€2 million to research the linguistic development of bilingual babies from birth in the Basque Country

Gipuzkoa, News

Marina Kalashnikova, an Ikerbasque researcher at BCBL, is one of the recipients of the prestigious 2025 Consolidator Grant from the European Research Council

Her team will combine different advanced observation and neuroimaging techniques to monitor babies exposed to Basque and Spanish from their first month of life

Developing the project in Gipuzkoa will enable a homogeneous sample of children learning the same two languages to be found

Ikerbasque researcher Marina Kalashnikova from the Basque Centre on Cognition, Brain and Language (BCBL) is one of the beneficiaries of the 2025 call for applications for the prestigious Consolidator Grants from the European Research Council (ERC).

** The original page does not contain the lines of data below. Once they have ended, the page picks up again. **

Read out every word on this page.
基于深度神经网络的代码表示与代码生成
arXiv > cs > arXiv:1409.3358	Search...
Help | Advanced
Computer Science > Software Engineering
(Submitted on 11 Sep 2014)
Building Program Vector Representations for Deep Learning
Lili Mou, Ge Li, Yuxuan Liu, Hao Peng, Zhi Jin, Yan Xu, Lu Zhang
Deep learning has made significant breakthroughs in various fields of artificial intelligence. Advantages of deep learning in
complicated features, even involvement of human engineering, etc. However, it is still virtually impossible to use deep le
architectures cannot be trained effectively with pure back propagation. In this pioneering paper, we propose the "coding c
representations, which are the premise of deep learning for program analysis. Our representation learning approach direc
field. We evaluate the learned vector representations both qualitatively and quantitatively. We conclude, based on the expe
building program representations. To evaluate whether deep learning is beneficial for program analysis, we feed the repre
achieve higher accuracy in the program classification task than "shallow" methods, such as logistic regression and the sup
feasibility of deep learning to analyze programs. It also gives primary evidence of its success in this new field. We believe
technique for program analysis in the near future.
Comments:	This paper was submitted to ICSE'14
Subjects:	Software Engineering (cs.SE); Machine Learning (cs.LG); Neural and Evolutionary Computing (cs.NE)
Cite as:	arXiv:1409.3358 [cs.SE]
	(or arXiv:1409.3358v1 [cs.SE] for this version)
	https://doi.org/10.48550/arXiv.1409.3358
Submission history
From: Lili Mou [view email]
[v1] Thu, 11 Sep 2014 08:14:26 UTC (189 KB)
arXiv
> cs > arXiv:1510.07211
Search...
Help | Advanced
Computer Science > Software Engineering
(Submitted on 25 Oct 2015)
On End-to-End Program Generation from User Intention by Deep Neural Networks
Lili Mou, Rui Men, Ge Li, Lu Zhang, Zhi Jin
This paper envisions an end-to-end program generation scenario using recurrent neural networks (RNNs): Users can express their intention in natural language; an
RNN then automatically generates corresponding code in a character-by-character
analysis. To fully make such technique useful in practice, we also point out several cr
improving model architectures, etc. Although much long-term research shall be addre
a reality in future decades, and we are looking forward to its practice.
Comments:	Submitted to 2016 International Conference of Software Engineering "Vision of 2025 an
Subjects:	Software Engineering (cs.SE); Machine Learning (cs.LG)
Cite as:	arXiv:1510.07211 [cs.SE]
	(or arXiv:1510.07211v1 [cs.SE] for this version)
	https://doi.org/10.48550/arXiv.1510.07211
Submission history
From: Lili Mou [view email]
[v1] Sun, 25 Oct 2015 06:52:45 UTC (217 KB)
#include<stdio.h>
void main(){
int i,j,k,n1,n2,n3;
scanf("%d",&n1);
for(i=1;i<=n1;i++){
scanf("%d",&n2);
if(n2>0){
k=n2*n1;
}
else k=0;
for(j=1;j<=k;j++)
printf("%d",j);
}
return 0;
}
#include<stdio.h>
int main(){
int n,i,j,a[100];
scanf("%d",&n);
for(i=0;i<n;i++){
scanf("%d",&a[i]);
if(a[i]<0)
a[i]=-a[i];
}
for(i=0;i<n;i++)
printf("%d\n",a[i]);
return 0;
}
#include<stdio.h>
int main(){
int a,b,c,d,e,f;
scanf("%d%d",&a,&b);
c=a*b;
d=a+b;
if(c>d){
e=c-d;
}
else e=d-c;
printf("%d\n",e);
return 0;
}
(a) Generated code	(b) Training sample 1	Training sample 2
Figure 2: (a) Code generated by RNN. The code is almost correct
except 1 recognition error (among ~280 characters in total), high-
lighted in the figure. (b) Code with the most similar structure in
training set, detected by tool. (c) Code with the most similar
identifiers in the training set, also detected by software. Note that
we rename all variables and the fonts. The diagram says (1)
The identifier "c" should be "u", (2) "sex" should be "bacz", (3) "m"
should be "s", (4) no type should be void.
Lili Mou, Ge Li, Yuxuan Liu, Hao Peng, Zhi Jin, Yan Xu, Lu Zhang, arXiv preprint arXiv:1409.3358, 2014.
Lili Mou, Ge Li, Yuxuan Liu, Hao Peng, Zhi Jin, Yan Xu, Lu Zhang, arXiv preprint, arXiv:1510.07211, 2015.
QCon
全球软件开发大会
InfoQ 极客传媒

Kalashnikova, leader of the ‘Child Cognition and Language’ group, will receive €2 million in funding from the European Union to carry out the Bilingual LENS project over the next five years. This pioneering initiative seeks to identify the neurobiological and environmental factors that influence early language development in babies exposed to a bilingual environment from birth.

‘Most children in the world grow up acquiring more than one language. However, much of our knowledge about how they learn language is based on research with monolingual children. The Bilingual LENS project challenges this approach,’ explains the BCBL expert.

To fill this scientific gap, the project will conduct longitudinal studies with children born and raised in Gipuzkoa who hear Basque and Spanish spoken from their earliest days. The follow-up will cover from the first month to 24 months of age.

‘Our goal will be to measure how the properties of the linguistic environment to which babies are exposed, as well as their brain development during the first year of life, predict the development of their language skills in both languages during the second year,’ adds Kalashnikova.

Advanced technology

The study will combine observation techniques, neuroimaging and behavioural tests. On the one hand, special recorders will be used to evaluate and quantify how much speech babies hear in each language during social interactions in their homes.

On the other hand, the BCBL team will use complementary neuroimaging tools to analyse brain responses: electroencephalography (EEG), which offers high temporal resolution to detect speech processing speed, and functional near-infrared spectroscopy (fNIRS), which allows the location of activity in the brain to be pinpointed.

‘The use of these advanced technologies will allow us to understand how specific parts of the bilingual baby’s brain specialise in processing language over time,’ says the researcher.